This pudding needs very little preamble. It really is was it says on the title: apple, brioche, and frangipane. It’s also perfect for those cool autumn and winter evenings when a proper pudding is required – the sort you can serve with proper custard.
Anyways, the recipe is from Mary Berry’s Simple Comforts and I haven’t faffed with it at all.
What you need…
- About ½ brioche loaf (or brioche rolls), sliced thinly (about 5mm thick)
- 175g butter, softened (plus extra to grease your dish)
- 175g caster sugar
- 175g ground almonds
- 1tsp almond extract
- 3 eggs, beaten
- 25g plain (all-purpose) flour
- 2 red apples (I used gala apples), skin on, cored and thinly sliced
- 2 tbsp apricot jam
- 1 tbsp flaked almonds, toasted
- Icing sugar, for dusting
What you do with it…
Grease a large (about 28cm in diameter), shallow ovenproof dish with butter and preheat the oven to 200C (180C fan)

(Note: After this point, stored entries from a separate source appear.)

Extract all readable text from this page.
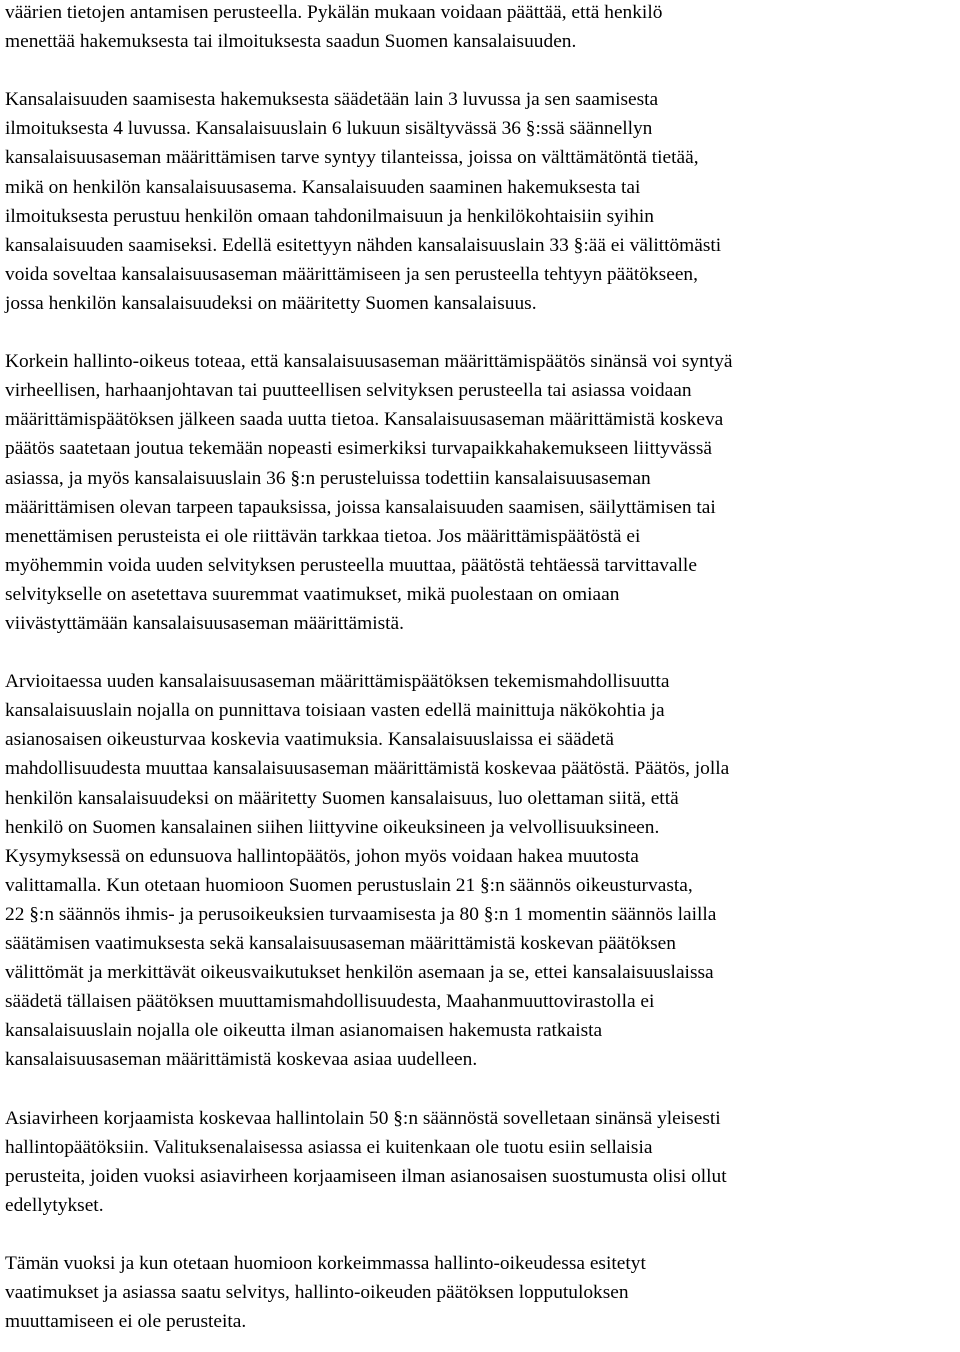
väärien tietojen antamisen perusteella. Pykälän mukaan voidaan päättää, että henkilö
menettää hakemuksesta tai ilmoituksesta saadun Suomen kansalaisuuden.
Kansalaisuuden saamisesta hakemuksesta säädetään lain 3 luvussa ja sen saamisesta
ilmoituksesta 4 luvussa. Kansalaisuuslain 6 lukuun sisältyvässä 36 §:ssä säännellyn
kansalaisuusaseman määrittämisen tarve syntyy tilanteissa, joissa on välttämätöntä tietää,
mikä on henkilön kansalaisuusasema. Kansalaisuuden saaminen hakemuksesta tai
ilmoituksesta perustuu henkilön omaan tahdonilmaisuun ja henkilökohtaisiin syihin
kansalaisuuden saamiseksi. Edellä esitettyyn nähden kansalaisuuslain 33 §:ää ei välittömästi
voida soveltaa kansalaisuusaseman määrittämiseen ja sen perusteella tehtyyn päätökseen,
jossa henkilön kansalaisuudeksi on määritetty Suomen kansalaisuus.
Korkein hallinto-oikeus toteaa, että kansalaisuusaseman määrittämispäätös sinänsä voi syntyä
virheellisen, harhaanjohtavan tai puutteellisen selvityksen perusteella tai asiassa voidaan
määrittämispäätöksen jälkeen saada uutta tietoa. Kansalaisuusaseman määrittämistä koskeva
päätös saatetaan joutua tekemään nopeasti esimerkiksi turvapaikkahakemukseen liittyvässä
asiassa, ja myös kansalaisuuslain 36 §:n perusteluissa todettiin kansalaisuusaseman
määrittämisen olevan tarpeen tapauksissa, joissa kansalaisuuden saamisen, säilyttämisen tai
menettämisen perusteista ei ole riittävän tarkkaa tietoa. Jos määrittämispäätöstä ei
myöhemmin voida uuden selvityksen perusteella muuttaa, päätöstä tehtäessä tarvittavalle
selvitykselle on asetettava suuremmat vaatimukset, mikä puolestaan on omiaan
viivästyttämään kansalaisuusaseman määrittämistä.
Arvioitaessa uuden kansalaisuusaseman määrittämispäätöksen tekemismahdollisuutta
kansalaisuuslain nojalla on punnittava toisiaan vasten edellä mainittuja näkökohtia ja
asianosaisen oikeusturvaa koskevia vaatimuksia. Kansalaisuuslaissa ei säädetä
mahdollisuudesta muuttaa kansalaisuusaseman määrittämistä koskevaa päätöstä. Päätös, jolla
henkilön kansalaisuudeksi on määritetty Suomen kansalaisuus, luo olettaman siitä, että
henkilö on Suomen kansalainen siihen liittyvine oikeuksineen ja velvollisuuksineen.
Kysymyksessä on edunsuova hallintopäätös, johon myös voidaan hakea muutosta
valittamalla. Kun otetaan huomioon Suomen perustuslain 21 §:n säännös oikeusturvasta,
22 §:n säännös ihmis- ja perusoikeuksien turvaamisesta ja 80 §:n 1 momentin säännös lailla
säätämisen vaatimuksesta sekä kansalaisuusaseman määrittämistä koskevan päätöksen
välittömät ja merkittävät oikeusvaikutukset henkilön asemaan ja se, ettei kansalaisuuslaissa
säädetä tällaisen päätöksen muuttamismahdollisuudesta, Maahanmuuttovirastolla ei
kansalaisuuslain nojalla ole oikeutta ilman asianomaisen hakemusta ratkaista
kansalaisuusaseman määrittämistä koskevaa asiaa uudelleen.
Asiavirheen korjaamista koskevaa hallintolain 50 §:n säännöstä sovelletaan sinänsä yleisesti
hallintopäätöksiin. Valituksenalaisessa asiassa ei kuitenkaan ole tuotu esiin sellaisia
perusteita, joiden vuoksi asiavirheen korjaamiseen ilman asianosaisen suostumusta olisi ollut
edellytykset.
Tämän vuoksi ja kun otetaan huomioon korkeimmassa hallinto-oikeudessa esitetyt
vaatimukset ja asiassa saatu selvitys, hallinto-oikeuden päätöksen lopputuloksen
muuttamiseen ei ole perusteita.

Arrange the slices of brioche over the base of the dish – making sure you’re filling all the gaps but not overlapping the slices.
In a food processor, blitz the butter and sugar until pale and creamy. Add the almonds, almond extract, eggs and flour and whizz again. While you don’t want to overprocess it, you want it to be soft and creamy without lumps.
Spoon the mix over the brioche base and spread it out to the sides. Arrange the apple slices over the top in an overlapping circle pattern.
Bake for about 40 minutes. The pudding should be lightly golden and firm in the centre if pressed.
Melt the jam with 2 tablespoons of water (I do this in the microwave) and brush over the surface of the apple. Sprinkle with flaked almonds – although as you can see in the pic, I missed this bit.
Dust with icing sugar and serve warm with custard.